Combiner la recherche scientifique, l’art et le savoir-faire de la scop Fontanille, usine de fabrication de dentelle en Haute-Loire, pour élaborer une dentelle susceptible de favoriser la restauration des barrières de corail : c’est l’idée d’un projet en cours, Corail/Artefact.
La dentelle de Haute-Loire sauvera-t-elle la barrière de corail ? La scop du Puy-en-Velay Fontanille et l’artiste parisien Jérémy Gobé en tout cas s’y attèlent. Leur projet : créer une dentelle pouvant servir de support au renouvellement des cellules de corail. En effet, à cause du changement climatique, les nouvelles cellules de corail ne se fixent plus au récif, ce qui entraîne à terme son extinction.
L’idée est donc de créer une interface sur laquelle elles pourraient se fixer et se développer, à la manière d’un tuteur pour un arbre.

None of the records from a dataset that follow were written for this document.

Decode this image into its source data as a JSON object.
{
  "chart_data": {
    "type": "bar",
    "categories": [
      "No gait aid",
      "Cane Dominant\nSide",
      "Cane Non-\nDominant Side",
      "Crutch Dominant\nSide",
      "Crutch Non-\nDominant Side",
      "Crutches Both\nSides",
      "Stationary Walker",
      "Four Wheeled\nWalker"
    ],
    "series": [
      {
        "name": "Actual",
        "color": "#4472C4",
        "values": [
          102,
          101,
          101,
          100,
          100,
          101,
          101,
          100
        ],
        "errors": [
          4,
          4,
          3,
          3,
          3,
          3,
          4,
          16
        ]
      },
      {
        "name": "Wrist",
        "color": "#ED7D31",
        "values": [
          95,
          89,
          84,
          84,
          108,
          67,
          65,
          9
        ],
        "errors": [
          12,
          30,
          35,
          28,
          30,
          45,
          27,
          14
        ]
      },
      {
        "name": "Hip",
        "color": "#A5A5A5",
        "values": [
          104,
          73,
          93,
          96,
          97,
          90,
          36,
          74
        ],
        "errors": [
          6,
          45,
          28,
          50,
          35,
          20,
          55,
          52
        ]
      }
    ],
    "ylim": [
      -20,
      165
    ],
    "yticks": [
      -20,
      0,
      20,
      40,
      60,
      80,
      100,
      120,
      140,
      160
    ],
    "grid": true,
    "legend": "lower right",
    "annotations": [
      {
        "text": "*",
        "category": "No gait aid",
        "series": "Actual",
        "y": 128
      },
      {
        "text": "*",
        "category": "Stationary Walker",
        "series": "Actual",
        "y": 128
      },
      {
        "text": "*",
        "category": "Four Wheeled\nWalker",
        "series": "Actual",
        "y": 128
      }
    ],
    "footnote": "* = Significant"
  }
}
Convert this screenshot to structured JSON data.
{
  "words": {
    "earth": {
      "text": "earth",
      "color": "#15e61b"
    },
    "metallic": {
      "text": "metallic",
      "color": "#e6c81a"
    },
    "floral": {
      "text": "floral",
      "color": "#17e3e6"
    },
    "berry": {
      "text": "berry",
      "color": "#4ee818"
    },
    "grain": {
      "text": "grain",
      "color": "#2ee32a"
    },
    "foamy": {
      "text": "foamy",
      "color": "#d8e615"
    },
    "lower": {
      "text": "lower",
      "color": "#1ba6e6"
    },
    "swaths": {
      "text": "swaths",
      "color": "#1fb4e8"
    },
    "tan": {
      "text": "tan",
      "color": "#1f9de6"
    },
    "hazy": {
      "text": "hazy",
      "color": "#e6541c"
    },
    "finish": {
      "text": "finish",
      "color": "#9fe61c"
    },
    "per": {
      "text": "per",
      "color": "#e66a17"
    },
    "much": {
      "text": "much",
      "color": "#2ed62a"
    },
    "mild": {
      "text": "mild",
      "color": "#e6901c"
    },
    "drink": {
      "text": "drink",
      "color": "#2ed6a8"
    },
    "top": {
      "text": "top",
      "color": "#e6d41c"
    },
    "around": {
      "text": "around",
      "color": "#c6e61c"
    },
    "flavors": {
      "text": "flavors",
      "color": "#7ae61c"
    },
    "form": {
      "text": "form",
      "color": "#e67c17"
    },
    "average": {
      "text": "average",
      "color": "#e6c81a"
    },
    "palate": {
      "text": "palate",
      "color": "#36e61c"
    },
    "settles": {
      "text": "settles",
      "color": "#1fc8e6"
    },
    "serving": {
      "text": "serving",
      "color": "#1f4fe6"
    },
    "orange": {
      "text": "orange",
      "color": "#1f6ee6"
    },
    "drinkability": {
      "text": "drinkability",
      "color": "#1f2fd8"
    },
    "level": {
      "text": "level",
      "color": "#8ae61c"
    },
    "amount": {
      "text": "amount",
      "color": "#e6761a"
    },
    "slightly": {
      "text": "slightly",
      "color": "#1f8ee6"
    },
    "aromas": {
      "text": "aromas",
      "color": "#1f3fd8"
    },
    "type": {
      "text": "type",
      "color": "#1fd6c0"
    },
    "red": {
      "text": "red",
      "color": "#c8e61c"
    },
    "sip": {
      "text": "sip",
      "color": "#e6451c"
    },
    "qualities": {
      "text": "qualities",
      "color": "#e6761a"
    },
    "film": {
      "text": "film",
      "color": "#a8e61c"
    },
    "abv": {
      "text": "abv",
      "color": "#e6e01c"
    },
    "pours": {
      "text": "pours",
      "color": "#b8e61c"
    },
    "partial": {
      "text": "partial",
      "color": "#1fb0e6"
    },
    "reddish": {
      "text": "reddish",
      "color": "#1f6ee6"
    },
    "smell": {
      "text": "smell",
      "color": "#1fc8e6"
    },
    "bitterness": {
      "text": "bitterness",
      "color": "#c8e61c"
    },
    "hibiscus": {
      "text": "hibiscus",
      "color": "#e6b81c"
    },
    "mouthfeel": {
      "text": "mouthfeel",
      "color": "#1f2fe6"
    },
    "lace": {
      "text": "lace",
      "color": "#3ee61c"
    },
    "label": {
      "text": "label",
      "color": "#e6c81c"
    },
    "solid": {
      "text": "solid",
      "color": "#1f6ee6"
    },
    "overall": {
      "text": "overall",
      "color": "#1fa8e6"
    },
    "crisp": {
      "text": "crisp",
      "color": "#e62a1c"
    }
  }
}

Or, la dentelle a plusieurs avantages : elle est rugueuse, transparente ce qui permet de laisser passer la lumière, et qui plus est biodégradable.
Le projet Corail/Artefact est né dans l’esprit de Jérémy Gobé, 32 ans, alors qu’il visitait Fontanille.
Dans mon travail, je m’intéresse aux artisans qui ont un savoir-faire traditionnel et à la façon de les relier aux enjeux contemporains, climatiques par exemple. Et je travaille depuis un moment avec des coraux, explique le jeune homme. Quand j’ai vu au Puy-en-Velay le Point d’Esprit, qui est un modèle de dentelle, j’ai vu que c’est l’exacte représentation d’une cellule de corail vue au microscope. Donc je me suis dit qu’il y avait quelque chose à faire.
Une réelle symbiose entre le corail et la dentelle
Avec l’aide d’Isabelle Domart-Coulon, chercheuse en biologie marine, l’artiste se met au travail. Des tests en laboratoire ont été effectués, et les résultats sont concluants : la dentelle en coton est bel et bien un substrat compatible et viable pour le corail. "Ça marche au-delà de nos espérances, commente Jérémy Gobé. Il y a une réelle symbiose entre le corail et la dentelle."
Sauver la barrière de corail va toutefois prendre du temps. Le projet est un projet sur le long-terme, qui s’étalera au moins jusqu’à 2021. A partir de l’année prochaine, des tests in situ vont commencer à être menés, peut-être au large de l’Australie, pays particulièrement actif sur la question de la préservation des coraux.
Présentation à Clermont-Ferrand
En attendant, Fontanille a déjà fabriqué 400 mètres de dentelle, avec quatre motifs mimant les coraux constitutifs d’un récif. L'entreprise, d’ordinaire tournée vers la lingerie et le monde médical, se tourne là vers un nouveau secteur : "Une entreprise doit savoir s'adapter, remarque Rolland Arnaud, gérant de la Scop. C'est un projet innovant, citoyen, qui contribue à améliorer l'environnement et qui permet aux sociétaires de s'épanouir."
Le 26 juin au Musée Bargoin à Clermont-Ferrand, le projet sera présenté dans le cadre du Festival des textiles extraordinaires, avec des aquariums d’expérience et des premiers prototypes. Puis à partir de septembre, une installation monumentale sera présentée, à savoir un récif corallien en dentelle, tissé par Fontanille. Ce volet artistique est destiné à sensibiliser le public à l’initiative, mais aussi à attirer l’attention pour trouver des financements : "Nous avons besoin de 400.000 €, indique Jérémy Gobé. Ce qui est vraiment rien pour un projet qui touche le monde entier."
Le changement climatique réchauffe les mers et les océans, ce qui a des conséquences sur le corail, conglomération complexe d’algues microscopiques et de très petits animaux appelés polypes. Lorsque la température de l’eau augmente, le corail expulse les micro-algues qu’il héberge et qui le nourrissent. De fait, le corail blanchit et finit par mourir. La dégradation du récif gêne la reproduction des coraux et la fixation de nouvelles larves, qui dérivent dans l’eau.